There are a whole lot of giant kabooms in space, but we’ve never seen anything quite like this before: for the first time, astronomers have captured on video a collision between knots of matter inside a super-speed jet of plasma shooting from a black hole — demonstrating a hypothesis that may explain how these jets can travel at such incredible speeds.
The discovery is only the second time matter that seems to be travelling faster than the speed of light has been observed at distances of hundreds of thousands of light-years away from the source of a black hole. This indicates that jets continue to travel at near light-speed at distances that rival the size of the host gallery, and could provide clues to understanding galactic evolution.
As a black hole spins on its polar axis, it shoots massive jets of plasma into space from its poles. These are known as relativistic jets because they travel at what is known as relativistic speed, or speed that is a very close to the speed of light. The speed of relativistic jet energy is beyond what could be produced by the spin of the black hole’s accretion disc, and it’s something that astrophysicists are still trying to figure out.
One hypothesis for how the plasma is energised to the point where it can travel so fast is called the “internal shock model”. It is not really known how the jets are created, but one hypothesis suggests that, as material falls towards the black hole, it is superheated and ejected along the black hole’s spin axis, confined to a narrow jet by strong magnetic fields. If the fall of the material towards the hole is uneven, it’s ejection would not be even either, creating knots of matter within the jet.
The internal shock model proposes that some of these knots of matter are faster than others. Perhaps the slower knots carve out a path in the jet, creating a path of less resistance, which would allow a knot coming behind to travel faster. However it happens, these faster knots of matter within the jet catch up and collide with slower ones, creating internal shocks that accelerate particles and generate magnetic fields, which in turn also accelerates particles.
The jet in question, originally discovered in optical light in 1992, has a structure that looks something like a string of pearls, with many bright knots of material in the stream. In order to try to understand jet motions better, Eileen Meyer of the Space Telescope Science Institute in Baltimore was matching archival Hubble images of the jet with a new Hubble image taken in 2014.
To her surprise, she came across a knot that seemed to be travelling at seven times the speed of light (an illusion caused by the real speed of the plasma, which is almost travelling at light speed, combined with the angle at which the jet is pointed towards the observer; this phenomenon is called “superluminal motion”) catching up to a slower superluminal knot.

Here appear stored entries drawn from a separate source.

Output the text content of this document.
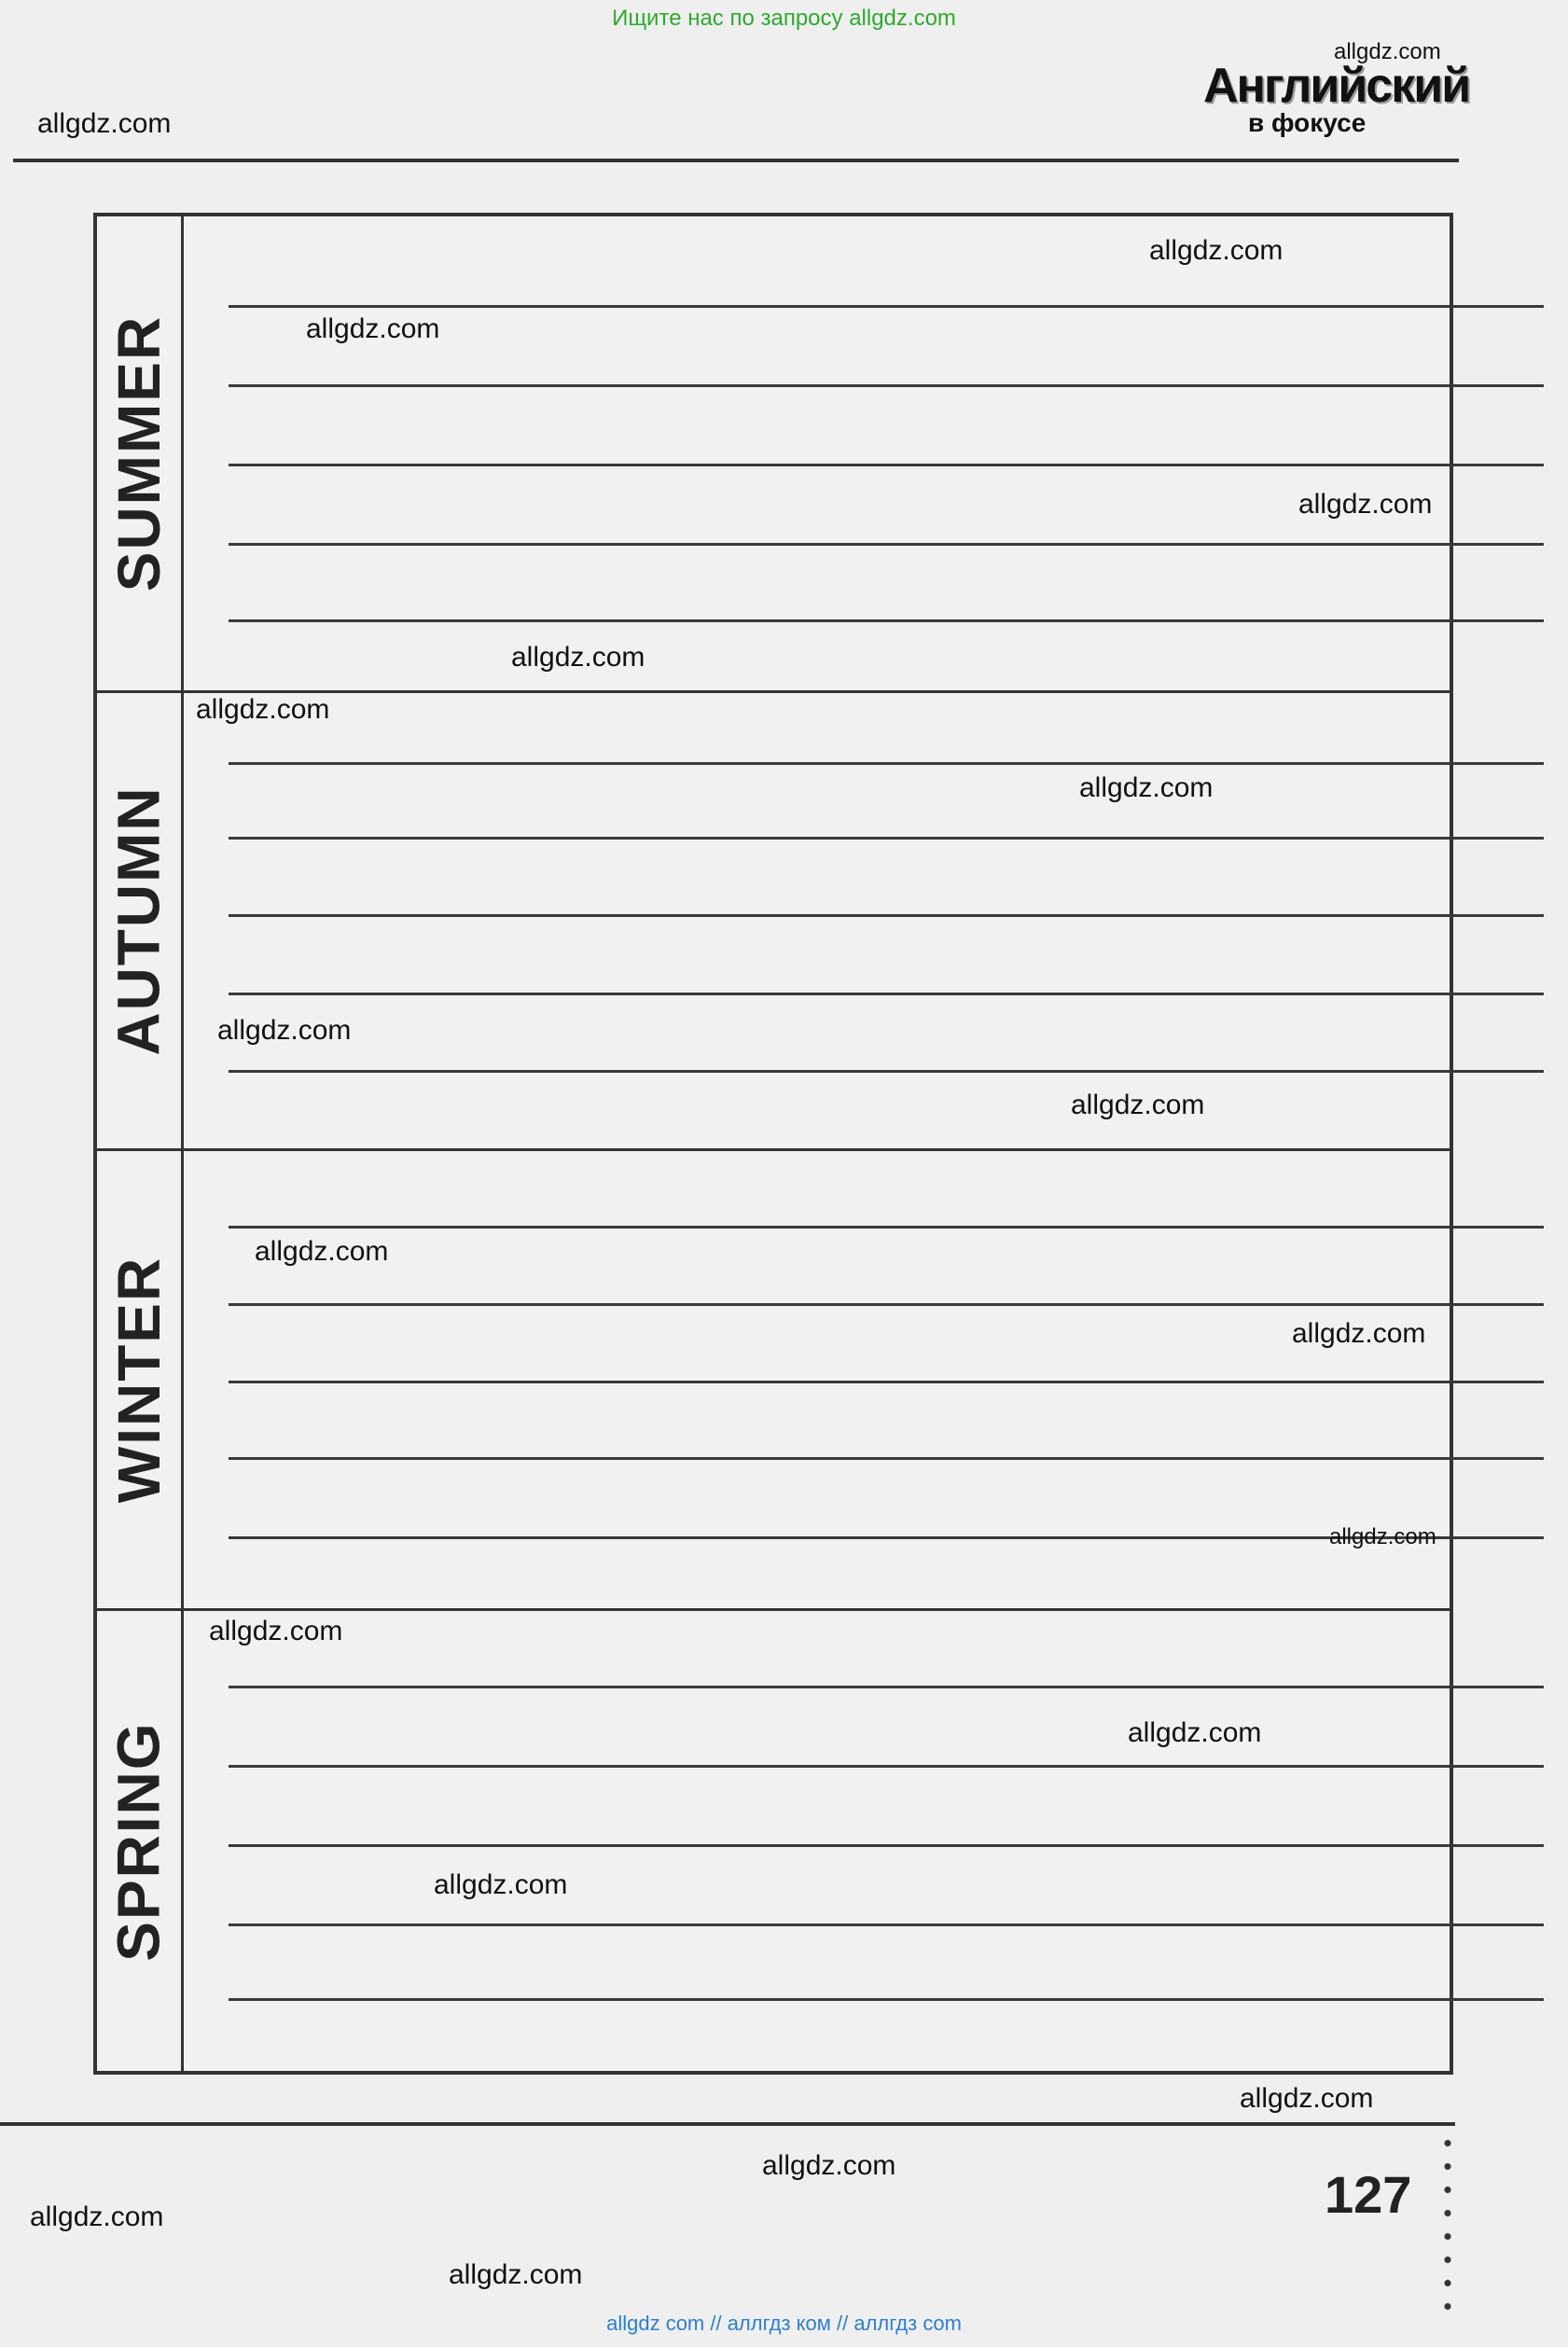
Ищите нас по запросу allgdz.com
Английский
в фокусе
SUMMER
AUTUMN
WINTER
SPRING
allgdz.com
allgdz.com
allgdz.com
allgdz.com
allgdz.com
allgdz.com
allgdz.com
allgdz.com
allgdz.com
allgdz.com
allgdz.com
allgdz.com
allgdz.com
allgdz.com
allgdz.com
allgdz.com
allgdz.com
allgdz.com
allgdz.com
allgdz.com
127
allgdz com // аллгдз ком // аллгдз com
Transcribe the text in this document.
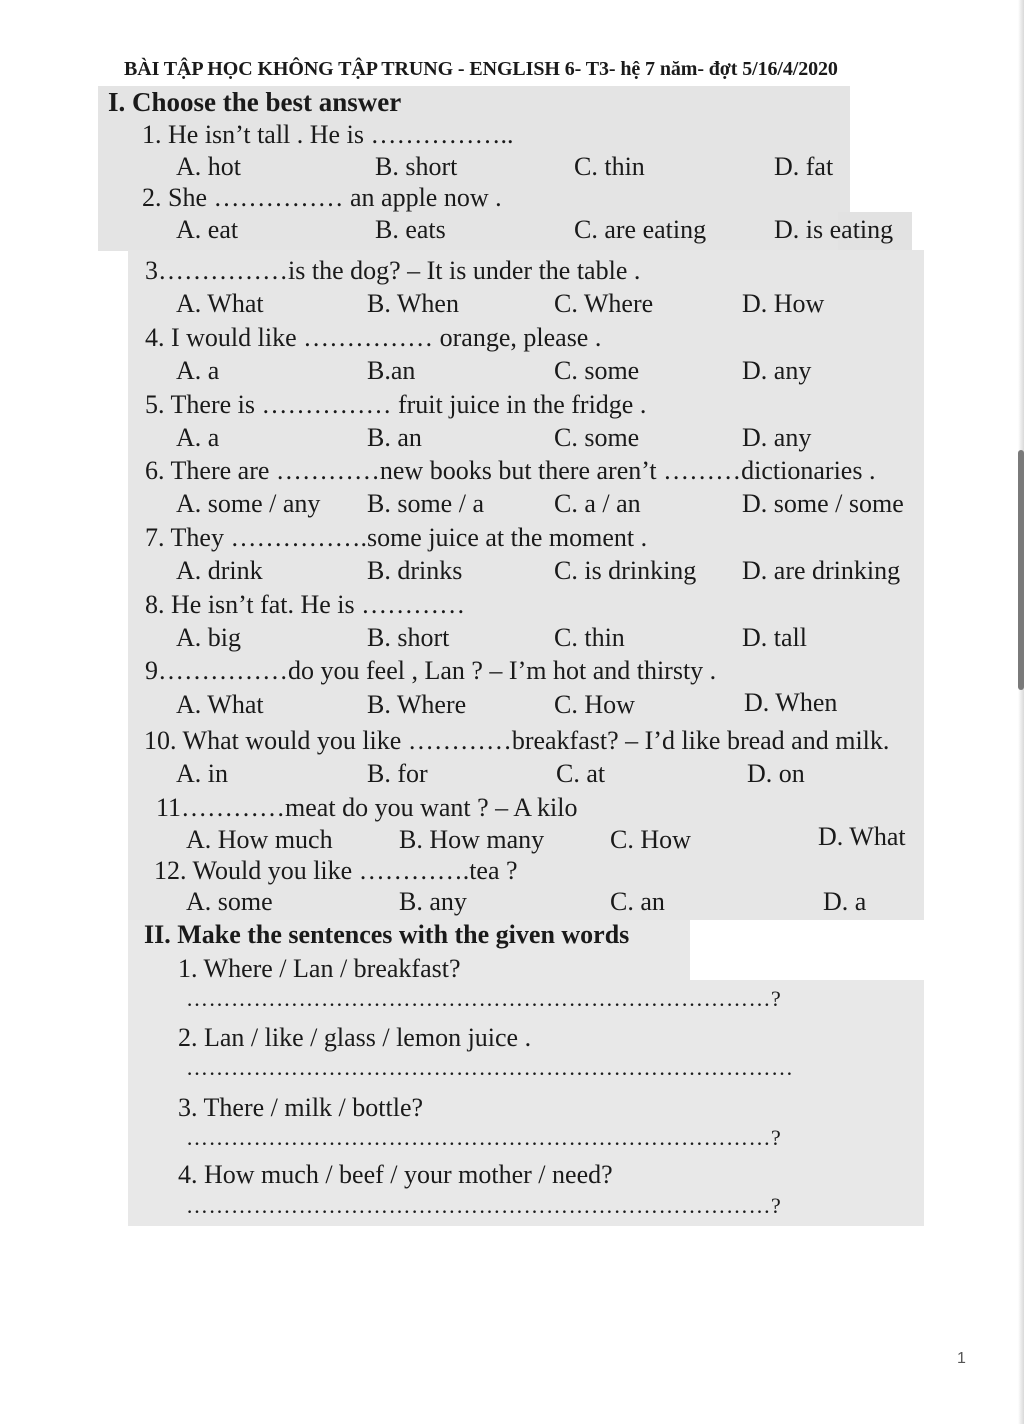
BÀI TẬP HỌC KHÔNG TẬP TRUNG - ENGLISH 6- T3- hệ 7 năm- đợt 5/16/4/2020
I. Choose the best answer
1. He isn’t tall . He is ……………..
A. hot	B. short	C. thin	D. fat
2. She …………… an apple now .
A. eat	B. eats	C. are eating	D. is eating
3……………is the dog? – It is under the table .
A. What	B. When	C. Where	D. How
4. I would like …………… orange, please .
A. a	B.an	C. some	D. any
5. There is …………… fruit juice in the fridge .
A. a	B. an	C. some	D. any
6. There are …………new books but there aren’t ………dictionaries .
A. some / any B. some / a	C. a / an	D. some / some
7. They …………….some juice at the moment .
A. drink	B. drinks	C. is drinking D. are drinking
8. He isn’t fat. He is …………
A. big	B. short	C. thin	D. tall
9……………do you feel , Lan ? – I’m hot and thirsty .
A. What	B. Where	C. How	D. When
10. What would you like …………breakfast? – I’d like bread and milk.
A. in	B. for	C. at	D. on
11…………meat do you want ? – A kilo
A. How much	B. How many	C. How	D. What
12. Would you like ………….tea ?
A. some	B. any	C. an	D. a
II. Make the sentences with the given words
1. Where / Lan / breakfast?
……………………………………………………………………?
2. Lan / like / glass / lemon juice .
………………………………………………………………………
3. There / milk / bottle?
……………………………………………………………………?
4. How much / beef / your mother / need?
……………………………………………………………………?
1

The collision between the two caused them to glow even more brightly; and, as they continue to merge in the coming decades, they will brighten even more.
“Something like this has never been seen before in an extragalactic jet,” said Meyer. “This will allow us a very rare opportunity to see how the kinetic energy of the collision is dissipated into radiation.”
Meyer’s next step in the research is to look for similar events in other black hole jets. She is compiling time lapse videos of two more jets in nearby galaxies to try and find them.